New York lawyer Brian O’Dwyer, who was part of the Irish-American group which secured the involvement of the Clinton White House in the Irish peace process, says he believes it had a profound effect in shaping Clinton global views. “She was an integral part of the process. She was the person who managed the peace process while she was secretary of state,” he told me.
He said those who had criticised her in 2008 had not grasped the nuances of the evolving peace process. “Those of us who were intimately involved know differently. She was a very, very substantial part of the process.”
He also described how she became a bridge between Irish America and the unionist community. “I was with her in Northern Ireland when she met with all sides. She showed that Irish America and America prized both traditions, and that was a really important breakthrough for us in the peace process because up until then it was assumed that Irish America was very much opposed to the unionist tradition.
“She was able to break that perception and it was an important way of bringing the unionist community on board with the process and making sure they became comfortable with the advocacy of Irish America. She was very important to the process, from the time she was first lady to the time she was senator to the time she was secretary of state.”
Other trouble spots have proven more problematic.
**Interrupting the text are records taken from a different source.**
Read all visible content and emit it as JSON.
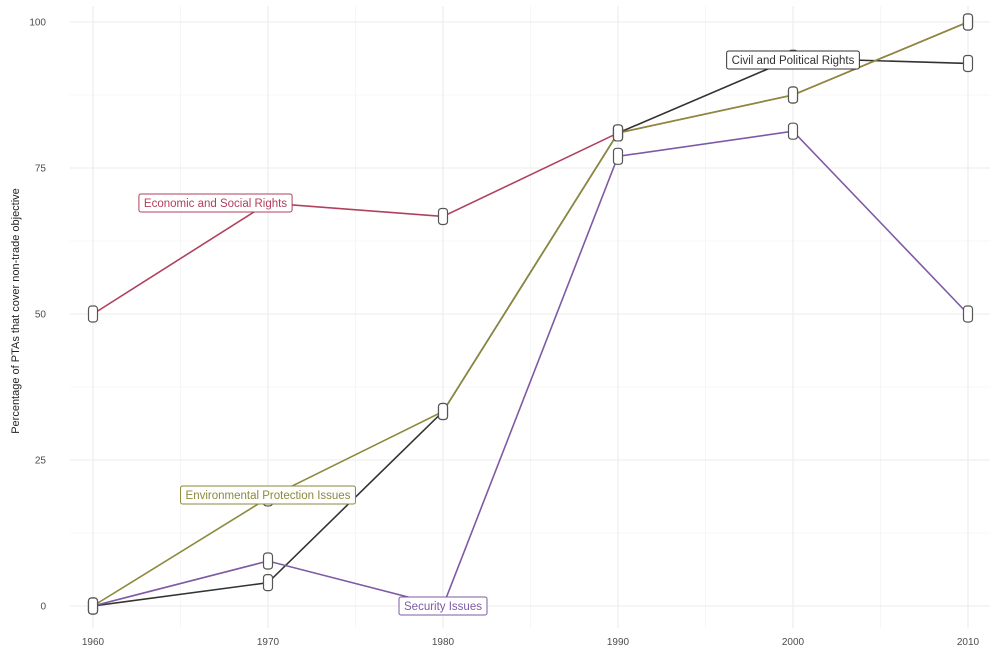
{
  "chart_data": {
    "type": "line",
    "ylabel": "Percentage of PTAs that cover non-trade objective",
    "xlabel": "",
    "x": [
      1960,
      1970,
      1980,
      1990,
      2000,
      2010
    ],
    "xlim": [
      1960,
      2010
    ],
    "ylim": [
      0,
      100
    ],
    "x_ticks": [
      "1960",
      "1970",
      "1980",
      "1990",
      "2000",
      "2010"
    ],
    "y_ticks": [
      "0",
      "25",
      "50",
      "75",
      "100"
    ],
    "grid": true,
    "legend": "none (direct labels)",
    "series": [
      {
        "name": "Economic and Social Rights",
        "color": "#b0415e",
        "values": [
          50,
          69,
          66.7,
          81,
          87.5,
          100
        ],
        "label_at": [
          1967,
          69
        ]
      },
      {
        "name": "Civil and Political Rights",
        "color": "#333333",
        "values": [
          0,
          4,
          33.3,
          81,
          93.8,
          92.9
        ],
        "label_at": [
          2000,
          93.5
        ]
      },
      {
        "name": "Environmental Protection Issues",
        "color": "#8c8a3c",
        "values": [
          0,
          18.5,
          33.3,
          81,
          87.5,
          100
        ],
        "label_at": [
          1970,
          19
        ]
      },
      {
        "name": "Security Issues",
        "color": "#7d5aa3",
        "values": [
          0,
          7.7,
          0,
          77,
          81.3,
          50
        ],
        "label_at": [
          1980,
          0
        ]
      }
    ]
  }
}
Clinton describes how she and Obama had to decide how to repair fractured alliances, wind down wars in Iraq and Afghanistan, and address a global financial crisis. They faced a rising competitor in China, growing threats from Iran and North Korea and revolutions across the Middle East.
However, her opponents do not dwell on the diplomatic successes she cites in her book, but instead focus on issues such as Benghazi and her handling of relations with Russia.
Some are also gearing up for a counter-book tour to get their message out as Clinton sets off on a publicity tour with a number of stops around the US and Canada.
A stop in Ireland could also be on the cards. “We’ve asked her to, so we’re hoping a book tour is in the making,” said Mr O’Dwyer. “I can tell you from experience that it’s never difficult to convince a Clinton to come to Ireland.”